Clear cell carcinoma (RCC) ^{(Fig. 3)}

- Most frequent renal malignant tumors (75%).

- Most are sporadic, but may be associated with syndromes such as Von Hippel-Lindau and tuberous sclerosis.

- Heterogeneous: necrosis component, cystic degeneration (hyperintense in T2) and/or hemorrhage foci (hyperintense in T1). 

- Hypointense (or isointense) in T1 sequences. 

- Hyperintense in T2-weighted sequences.- Sometimes a tumor “pseudocapsule” is observed, hypointense in T1 and T2 sequences secondary to the mass effect it exerts on the adjacent renal parenchyma.

-Coarse and irregular calcifications: hyperdensity in CT.

-Intracytoplasmic fat: signal drop in the opposite phase sequences.

-Hypervascular: intense, heterogeneous and rapid enhancement in cortico-medullary (more sensitive and specific) and nephrographic phases, however, in later phases (excretory phase) they are hypointense.

-If intralesional necrosis is present, it will not enhance after contrast administration.

-It is the subtype with the highest metastatic potential (also hypervascular).

Papillary carcinoma ^{(Fig 4)}

-They represent 10% of malignant renal masses. 

- Bilateral and multifocal 

- Slow growing, less aggressive and with better prognosis than clear cell carcinoma (survival up to 90% at 5 years). 

- Homogeneous mass, and hypointense in T2.

 - May present hemosiderin: foci with signal drop in in-phase T1 sequences in relation to out-of-phase sequences. Hyposignal in T2 and faint hyperdensity in CT.

 - Low intracellular lipid content.

- Hypovascular: very faint and progressive enhancement.

- Hypointense fibrous capsule on T1- and T2-weighted sequences.

Chromophobe carcinoma ^{(Fig. 5)}

- Less frequent subtype of CRC (5-10%).

- Good prognosis survival at 5 years of 78-93%.

- They are larger, well-defined solid tumors, with lobulated and homogeneous borders, since necrosis or cystic degeneration is not usually seen.

- They derive from collecting tubules, as do oncocytomas, hence their histologic and radiologic similarities.

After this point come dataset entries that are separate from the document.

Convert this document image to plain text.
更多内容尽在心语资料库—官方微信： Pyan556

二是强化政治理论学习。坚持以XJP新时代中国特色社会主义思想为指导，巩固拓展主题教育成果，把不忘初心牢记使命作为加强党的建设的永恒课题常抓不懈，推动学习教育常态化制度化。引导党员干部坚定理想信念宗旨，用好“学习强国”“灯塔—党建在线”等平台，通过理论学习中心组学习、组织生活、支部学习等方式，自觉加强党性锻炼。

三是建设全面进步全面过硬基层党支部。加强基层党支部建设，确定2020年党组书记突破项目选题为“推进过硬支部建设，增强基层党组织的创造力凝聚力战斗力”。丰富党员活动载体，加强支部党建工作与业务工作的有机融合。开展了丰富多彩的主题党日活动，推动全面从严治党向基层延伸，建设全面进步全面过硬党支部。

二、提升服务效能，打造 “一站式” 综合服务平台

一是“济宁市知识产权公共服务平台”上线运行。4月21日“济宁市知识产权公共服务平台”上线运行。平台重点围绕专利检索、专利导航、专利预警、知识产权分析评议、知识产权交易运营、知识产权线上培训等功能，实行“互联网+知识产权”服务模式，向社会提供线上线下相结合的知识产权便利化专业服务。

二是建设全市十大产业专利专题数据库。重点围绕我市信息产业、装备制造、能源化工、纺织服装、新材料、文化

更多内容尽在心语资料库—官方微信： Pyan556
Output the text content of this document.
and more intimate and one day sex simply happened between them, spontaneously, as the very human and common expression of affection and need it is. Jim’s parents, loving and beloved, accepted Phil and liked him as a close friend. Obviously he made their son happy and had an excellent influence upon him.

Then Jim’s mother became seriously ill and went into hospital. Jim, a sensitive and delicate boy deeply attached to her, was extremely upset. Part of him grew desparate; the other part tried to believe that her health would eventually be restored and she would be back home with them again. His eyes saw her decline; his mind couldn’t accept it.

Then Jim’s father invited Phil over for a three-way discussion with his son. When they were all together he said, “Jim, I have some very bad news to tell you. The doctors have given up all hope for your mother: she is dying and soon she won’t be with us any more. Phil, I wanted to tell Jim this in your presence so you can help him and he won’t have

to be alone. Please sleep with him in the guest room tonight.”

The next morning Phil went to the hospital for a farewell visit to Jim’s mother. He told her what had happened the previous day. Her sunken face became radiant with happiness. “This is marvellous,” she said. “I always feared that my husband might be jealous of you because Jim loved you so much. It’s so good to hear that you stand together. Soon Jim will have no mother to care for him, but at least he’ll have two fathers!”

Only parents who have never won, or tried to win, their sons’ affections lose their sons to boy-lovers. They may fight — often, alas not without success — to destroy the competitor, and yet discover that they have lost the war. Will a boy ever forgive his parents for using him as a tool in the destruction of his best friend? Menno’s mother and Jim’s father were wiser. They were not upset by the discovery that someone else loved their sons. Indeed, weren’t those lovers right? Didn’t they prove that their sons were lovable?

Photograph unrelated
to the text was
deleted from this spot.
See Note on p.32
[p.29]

- Hypo- or isointense in T2 - Intermediate vascularization: intermediate enhancement in corticomedullary phase, between clear cell and papillary.Their washout appears significantly smaller and slower compared to oncocytoma.

- Like oncocytomas they may have a central “cartwheel” scar and calcifications within.

- No microscopic fat content: they show no signal loss on the opposite phase image.

-Lower ADC values, even more than those of clear cells.

If once the optimal CT or MRI images have been acquired we have doubts in the characterization of the renal masses according to their behavior and radiological appearance, we can rely on the following algorithms supported by the scientific literature: CT-Score ^[8]and MRI Clear Cell Likelihood Score^[1,3,4].

These algorithms serve us to predict the risk of clear cell renal disease with a score of 1-5 points, where 5 would be a high probability of clear cell cancer. The CT-score algorithm ^(Fig.6) is the simplest and is used as an alternative to MRI to predict the diagnosis of clear cell renal disease. It takes into account two variables: the ratio of attenuation of the mass with respect to the cortex (explained in previous sections) and the heterogeneity of the lesion according to the Likert scale^(Fig.7).

The multiparametric MRI Clear Cell Likelihood score (ccLS) algorithm ^{(Fig 8)} takes into account several variables and is more complex, although the radiological knowledge for its understanding has already been presented throughout this paper. It is considered very useful for noninvasively identifying the clear cell subtype and decreasing the number of diagnostic biopsies of renal masses.